Kanun-i Esasi, 23 Aralık 1876 tarihinde I. Meşrutiyet‘le birlikte Osmanlı Devleti‘nin ilk anayasası olarak ilan edilmiştir.
Tarihte ilk Kanun-i Esasi 21 Haziran 1788 tarihinde ABD‘de yürürlüğe girmiştir. Zamanla Avrupa‘ya da yayılan bu anayasalaşma, mutlak monarşileri meşruti monarşilere dönüştürmüştür. Bu dönüşümden Osmanlı Devleti de nasibini almış, I. Meşrutiyet anayasası olarak 23 Aralık 1876‘da II. Abdülhamid tarafından ilan edilmiş ve yürürlüğe konmuştur. Bu anayasa Hicri 1293 yılında ilan edildiğinden “1293 Kanun-i Esasisi” olarak da anılır.

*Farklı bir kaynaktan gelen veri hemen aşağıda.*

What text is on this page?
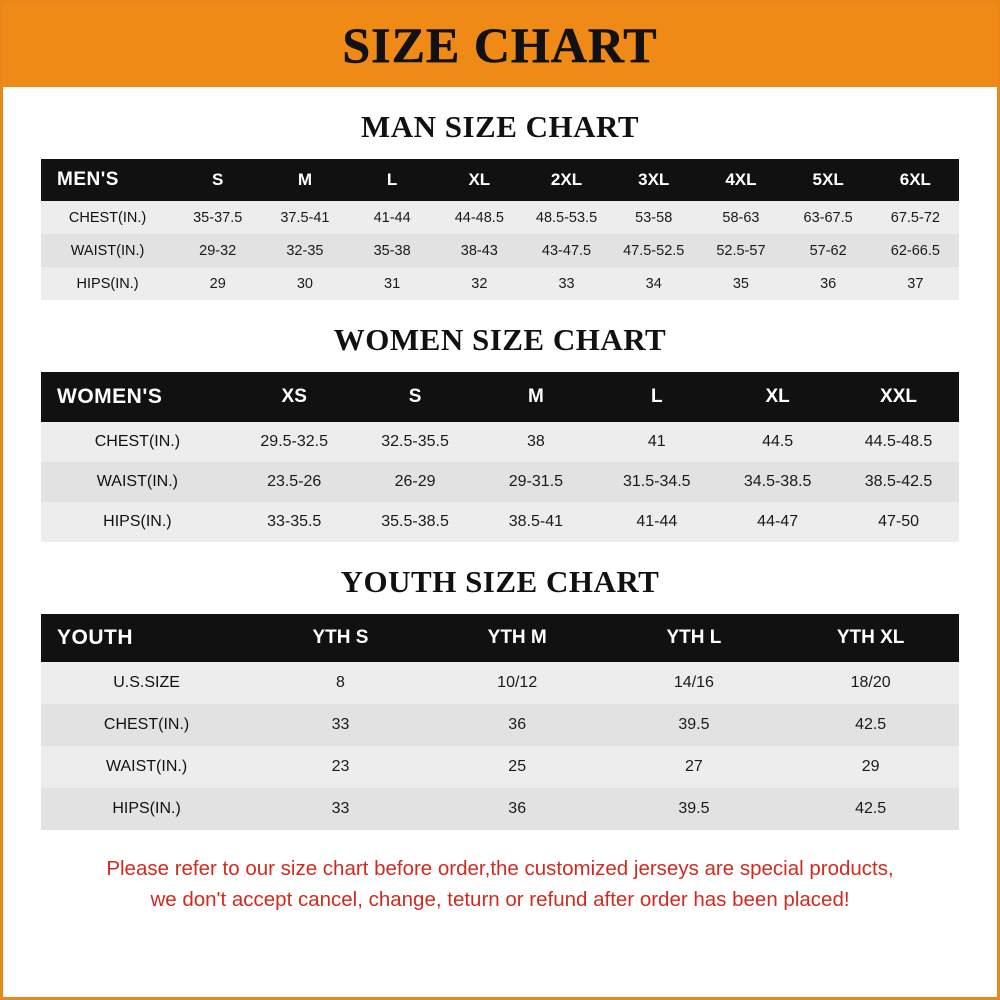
SIZE CHART
MAN SIZE CHART
MEN'S	S	M	L	XL	2XL	3XL	4XL	5XL	6XL
CHEST(IN.)	35-37.5	37.5-41	41-44	44-48.5	48.5-53.5	53-58	58-63	63-67.5	67.5-72
WAIST(IN.)	29-32	32-35	35-38	38-43	43-47.5	47.5-52.5	52.5-57	57-62	62-66.5
HIPS(IN.)	29	30	31	32	33	34	35	36	37
WOMEN SIZE CHART
WOMEN'S	XS	S	M	L	XL	XXL
CHEST(IN.)	29.5-32.5	32.5-35.5	38	41	44.5	44.5-48.5
WAIST(IN.)	23.5-26	26-29	29-31.5	31.5-34.5	34.5-38.5	38.5-42.5
HIPS(IN.)	33-35.5	35.5-38.5	38.5-41	41-44	44-47	47-50
YOUTH SIZE CHART
YOUTH	YTH S	YTH M	YTH L	YTH XL
U.S.SIZE	8	10/12	14/16	18/20
CHEST(IN.)	33	36	39.5	42.5
WAIST(IN.)	23	25	27	29
HIPS(IN.)	33	36	39.5	42.5
Please refer to our size chart before order,the customized jerseys are special products,
we don't accept cancel, change, teturn or refund after order has been placed!
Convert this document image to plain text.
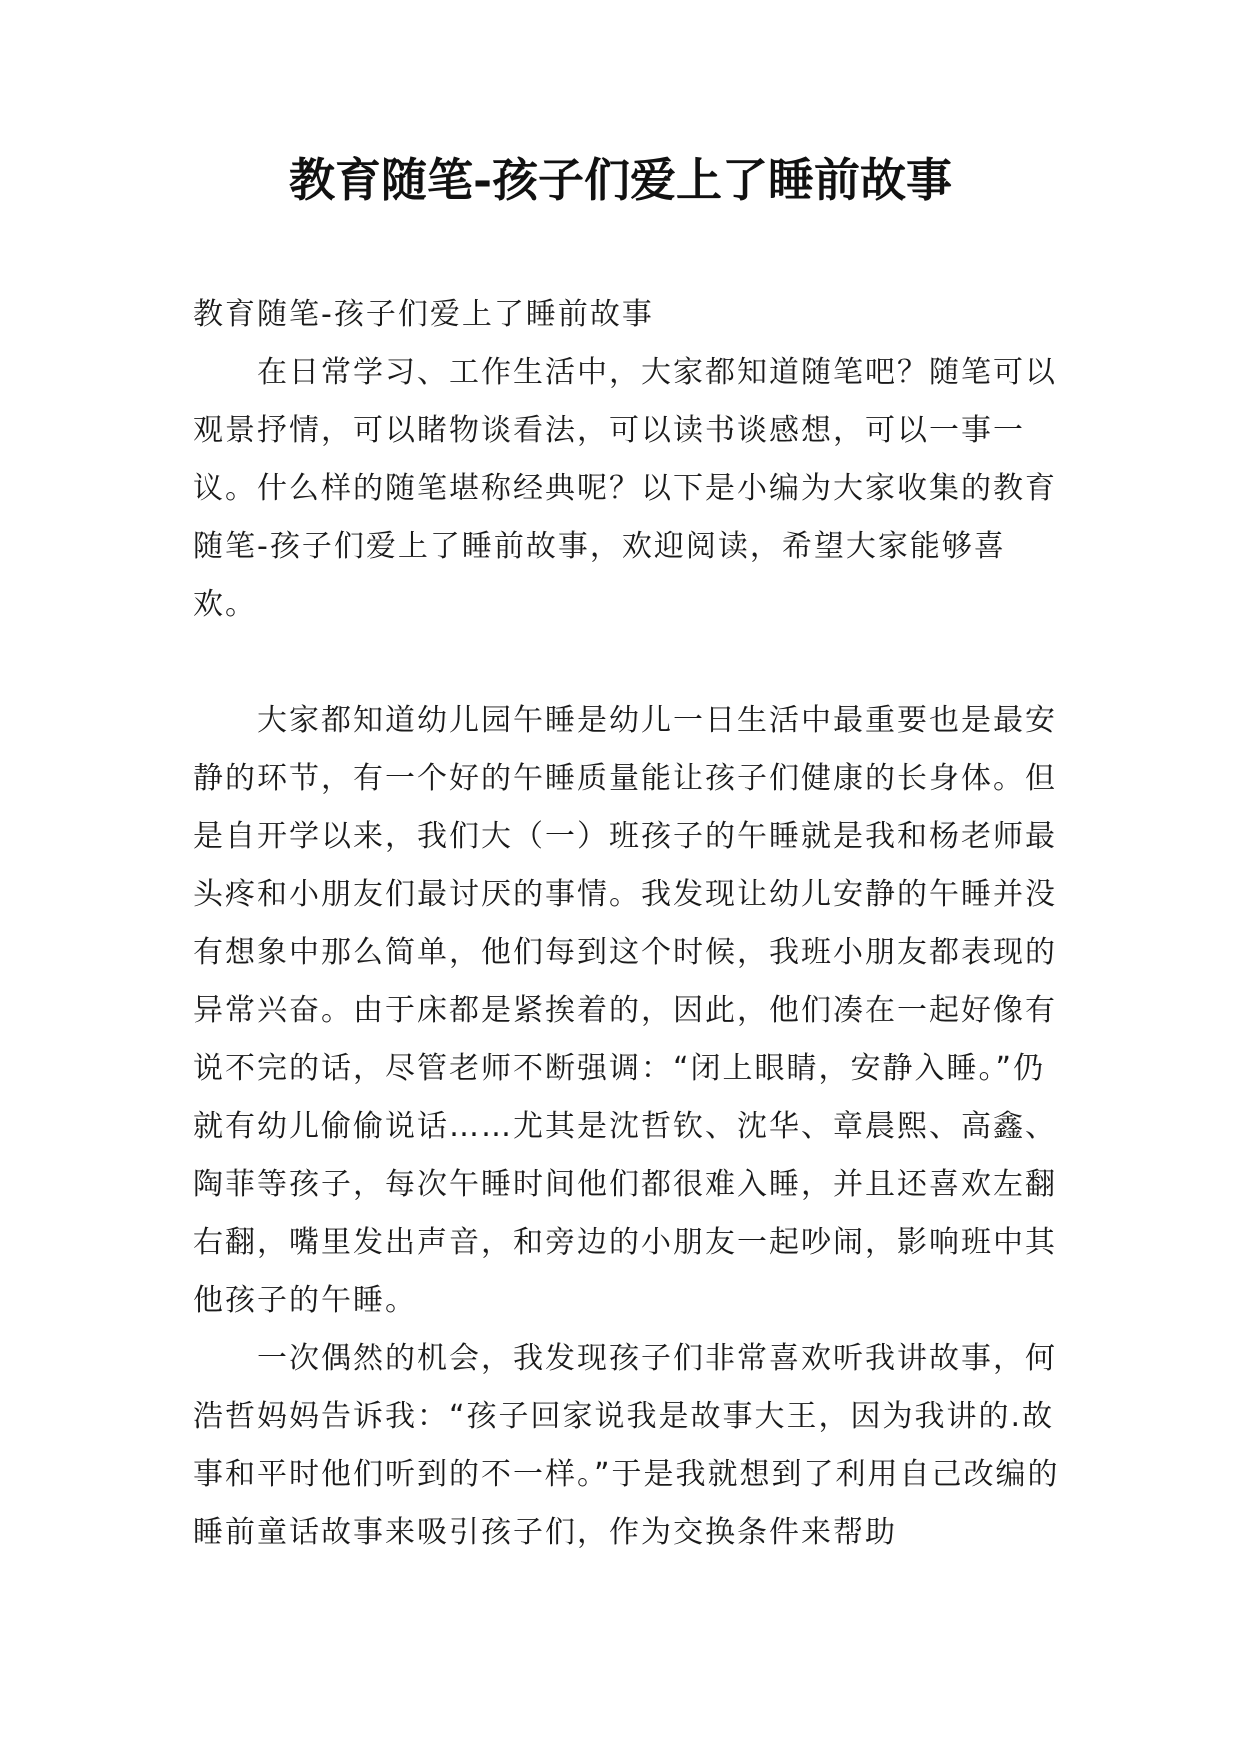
教育随笔-孩子们爱上了睡前故事

教育随笔-孩子们爱上了睡前故事

在日常学习、工作生活中，大家都知道随笔吧？随笔可以观景抒情，可以睹物谈看法，可以读书谈感想，可以一事一议。什么样的随笔堪称经典呢？以下是小编为大家收集的教育随笔-孩子们爱上了睡前故事，欢迎阅读，希望大家能够喜欢。

大家都知道幼儿园午睡是幼儿一日生活中最重要也是最安静的环节，有一个好的午睡质量能让孩子们健康的长身体。但是自开学以来，我们大（一）班孩子的午睡就是我和杨老师最头疼和小朋友们最讨厌的事情。我发现让幼儿安静的午睡并没有想象中那么简单，他们每到这个时候，我班小朋友都表现的异常兴奋。由于床都是紧挨着的，因此，他们凑在一起好像有说不完的话，尽管老师不断强调：“闭上眼睛，安静入睡。”仍就有幼儿偷偷说话……尤其是沈哲钦、沈华、章晨熙、高鑫、陶菲等孩子，每次午睡时间他们都很难入睡，并且还喜欢左翻右翻，嘴里发出声音，和旁边的小朋友一起吵闹，影响班中其他孩子的午睡。

一次偶然的机会，我发现孩子们非常喜欢听我讲故事，何浩哲妈妈告诉我：“孩子回家说我是故事大王，因为我讲的.故事和平时他们听到的不一样。”于是我就想到了利用自己改编的睡前童话故事来吸引孩子们，作为交换条件来帮助
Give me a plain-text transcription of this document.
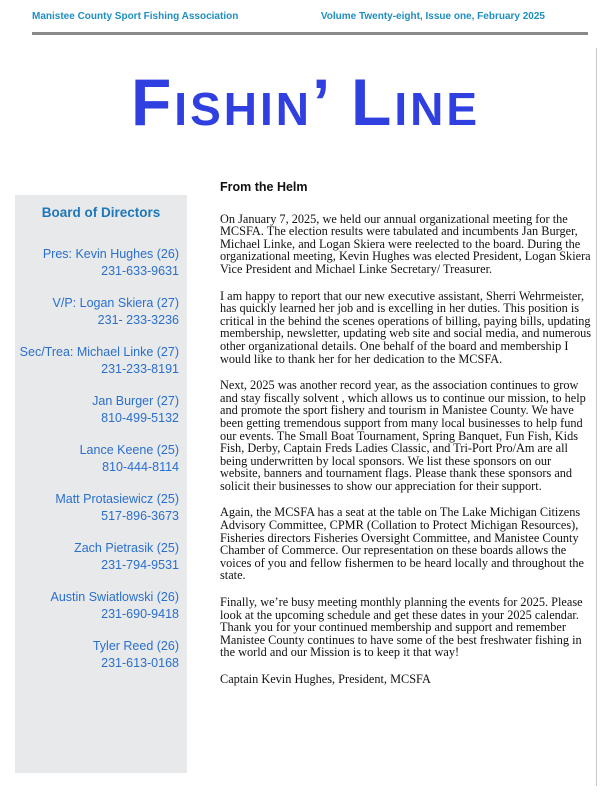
Manistee County Sport Fishing Association	Volume Twenty-eight, Issue one, February 2025
Fishin’ Line
Board of Directors
Pres: Kevin Hughes (26)
231-633-9631
V/P: Logan Skiera (27)
231- 233-3236
Sec/Trea: Michael Linke (27)
231-233-8191
Jan Burger (27)
810-499-5132
Lance Keene (25)
810-444-8114
Matt Protasiewicz (25)
517-896-3673
Zach Pietrasik (25)
231-794-9531
Austin Swiatlowski (26)
231-690-9418
Tyler Reed (26)
231-613-0168
From the Helm

On January 7, 2025, we held our annual organizational meeting for the MCSFA. The election results were tabulated and incumbents Jan Burger, Michael Linke, and Logan Skiera were reelected to the board. During the organizational meeting, Kevin Hughes was elected President, Logan Skiera Vice President and Michael Linke Secretary/ Treasurer.

I am happy to report that our new executive assistant, Sherri Wehrmeister, has quickly learned her job and is excelling in her duties. This position is critical in the behind the scenes operations of billing, paying bills, updating membership, newsletter, updating web site and social media, and numerous other organizational details. One behalf of the board and membership I would like to thank her for her dedication to the MCSFA.

Next, 2025 was another record year, as the association continues to grow and stay fiscally solvent , which allows us to continue our mission, to help and promote the sport fishery and tourism in Manistee County. We have been getting tremendous support from many local businesses to help fund our events. The Small Boat Tournament, Spring Banquet, Fun Fish, Kids Fish, Derby, Captain Freds Ladies Classic, and Tri-Port Pro/Am are all being underwritten by local sponsors. We list these sponsors on our website, banners and tournament flags. Please thank these sponsors and solicit their businesses to show our appreciation for their support.

Again, the MCSFA has a seat at the table on The Lake Michigan Citizens Advisory Committee, CPMR (Collation to Protect Michigan Resources), Fisheries directors Fisheries Oversight Committee, and Manistee County Chamber of Commerce. Our representation on these boards allows the voices of you and fellow fishermen to be heard locally and throughout the state.

Finally, we’re busy meeting monthly planning the events for 2025. Please look at the upcoming schedule and get these dates in your 2025 calendar. Thank you for your continued membership and support and remember Manistee County continues to have some of the best freshwater fishing in the world and our Mission is to keep it that way!

Captain Kevin Hughes, President, MCSFA
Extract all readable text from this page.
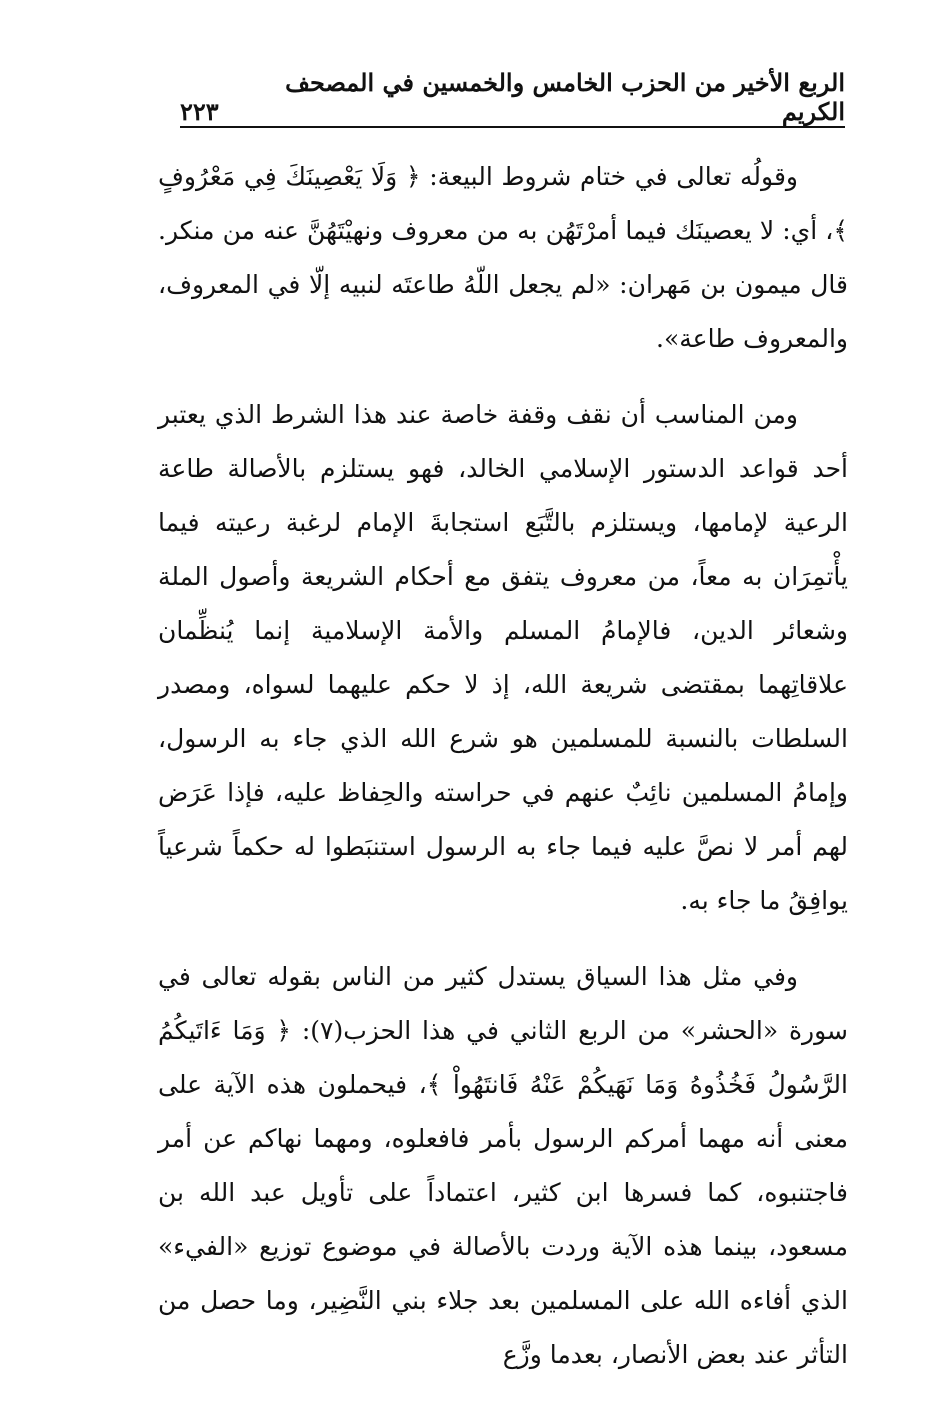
الربع الأخير من الحزب الخامس والخمسين في المصحف الكريم
٢٢٣

وقولُه تعالى في ختام شروط البيعة: ﴿ وَلَا يَعْصِينَكَ فِي مَعْرُوفٍ ﴾، أي: لا يعصينَك فيما أمرْتَهُن به من معروف ونهيْتَهُنَّ عنه من منكر. قال ميمون بن مَهران: «لم يجعل اللّهُ طاعتَه لنبيه إلّا في المعروف، والمعروف طاعة».

ومن المناسب أن نقف وقفة خاصة عند هذا الشرط الذي يعتبر أحد قواعد الدستور الإسلامي الخالد، فهو يستلزم بالأصالة طاعة الرعية لإمامها، ويستلزم بالتَّبَع استجابةَ الإمام لرغبة رعيته فيما يأْتمِرَان به معاً، من معروف يتفق مع أحكام الشريعة وأصول الملة وشعائر الدين، فالإمامُ المسلم والأمة الإسلامية إنما يُنظِّمان علاقاتِهما بمقتضى شريعة الله، إذ لا حكم عليهما لسواه، ومصدر السلطات بالنسبة للمسلمين هو شرع الله الذي جاء به الرسول، وإمامُ المسلمين نائِبٌ عنهم في حراسته والحِفاظ عليه، فإذا عَرَض لهم أمر لا نصَّ عليه فيما جاء به الرسول استنبَطوا له حكماً شرعياً يوافِقُ ما جاء به.

وفي مثل هذا السياق يستدل كثير من الناس بقوله تعالى في سورة «الحشر» من الربع الثاني في هذا الحزب(٧): ﴿ وَمَا ءَاتَيكُمُ الرَّسُولُ فَخُذُوهُ وَمَا نَهَيكُمْ عَنْهُ فَانتَهُواْ ﴾، فيحملون هذه الآية على معنى أنه مهما أمركم الرسول بأمر فافعلوه، ومهما نهاكم عن أمر فاجتنبوه، كما فسرها ابن كثير، اعتماداً على تأويل عبد الله بن مسعود، بينما هذه الآية وردت بالأصالة في موضوع توزيع «الفيء» الذي أفاءه الله على المسلمين بعد جلاء بني النَّضِير، وما حصل من التأثر عند بعض الأنصار، بعدما وزَّع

23 Aralık‘ta Rusya, İtalya, Fransa, Almanya, Avusturya ve İngiltere‘nin de katılımıyla Bab-ı Ali avlusunda halk önünde Tersane Konferansı gerçekleştirilmiş, toplantının ilk oturumundan sonra 101 pare top atışı yapılarak Kanun-i Esasi‘nin ilanı haber verilmiştir.
Kanun-i Esasi, o tarihte Şura-yı Devlet reisi olan Mithat Paşa başkanlığında kurulan ve 28 üyeden meydana gelen Cemiyet-i Mahsusa isimli komisyonda, Fransa ve Belçika anayasalarından örnek alınarak başlangıçta 140 madde olarak tasarlanmış, günler süren toplantılar sonucunda 119 maddeye indirilmiştir.
Kanun-i Esasi‘ye göre, Ayan ve Mebusan Meclisi‘nden oluşan Meclis’i Umumi adı verilen bir yasama organı kuruldu. Kanun tasarıları Meclis-i Vükela tarafından hazırlanıyor, padişahın onayı alındıktan sonra Meclis-i Umumi‘ye sunuluyordu. Mebusan Meclisi‘nin onayladığı tasarı, Ayan Meclisi‘nde reddedilirse ancak ertesi yıl yeniden görüşülebilirdi. Ayrıca Meclis-i Vükela‘daki bakanlar padişah tarafından tayin ve azlolunacak, her biri ayrı ayrı padişaha karşı sorumlu bulunacaktı. Meclis-i Vükela‘nın parlamentoya (Meclis-i Umumi) karşı bir sorumluluğu olmadığı gibi, olası bir anlaşmazlıkta padişah bakanları değiştirebilir, meclisi feshederek yeni seçime gidebilirdi.Yargı yetkisi ise şer’i ve nizami olmak üzere iki biçimdeki bağımsız mahkemelere bırakılmıştı.
113. maddenin padişaha dilediği kimseyi ihraç ve sürme hakkı vermesi gibi padişahın yetkileri sınırsızdı ve padişah kimseye karşı sorumlu değildi.
Kanun-i Esasi‘yle birlikte Osmanlı uyruğundaki herkese dinine bakılmaksızın “Osmanlı” denilmiş, Osmanlılar‘a eşit hak ve hürriyetler verilmiş, ilköğrenim Osmanlılar için zorunlu olmuş, devletin resmi dilinin “Türkçe“, resmi dininin ise “İslam” olduğu belirtilmiştir.
1877 Osmanlı – Rus Savaşı‘nın yarattığı ağır şartlar bahane edilerek 13 Şubat 1878‘de parlamento süresiz olarak dağıtıldı. Kanun-i Esasi resmi olarak yürürlükte olmasına rağmen, II. Abdülhamid‘in 1908‘de sona eren 30 yıllık “İstibdat” döneminde uygulanmadı. Bu durum 23 Temmuz 1908 tarihinde II. Meşrutiyet‘in ilan edilişine kadar devam etti.
21 Ağustos 1909 tarihinde Kanun-i Esasi‘nin 21 maddesi değiştirildi, 113. madde çıkarıldı ve yeni bir madde eklendi. Yapılan değişikliklerle padişahın hak ve yetkileri sınırlandırıldı. Bakanların sadrazam tarafından seçilmesi, Meclis-i Vükela‘nın parlamentoya karşı sorumlu olması, parlamenterlerin kanun teklif etme yetkileri gibi yeni hükümler getirildi.
Kanun-i Esasi, 23 Nisan 1920‘de TBMM açıldıktan sonra üzerinde bazı değişiklikler yapılarak 1921‘de ilk Teşkilat-ı Esasiye Kanunu oldu. Cumhuriyet‘in ilanından sonra 3 Mayıs 1924 tarihinde “Teşkilat-ı Esasiye Kanunu“nun yürürlüğe girmesiyle hukuken ve fiilen son buldu.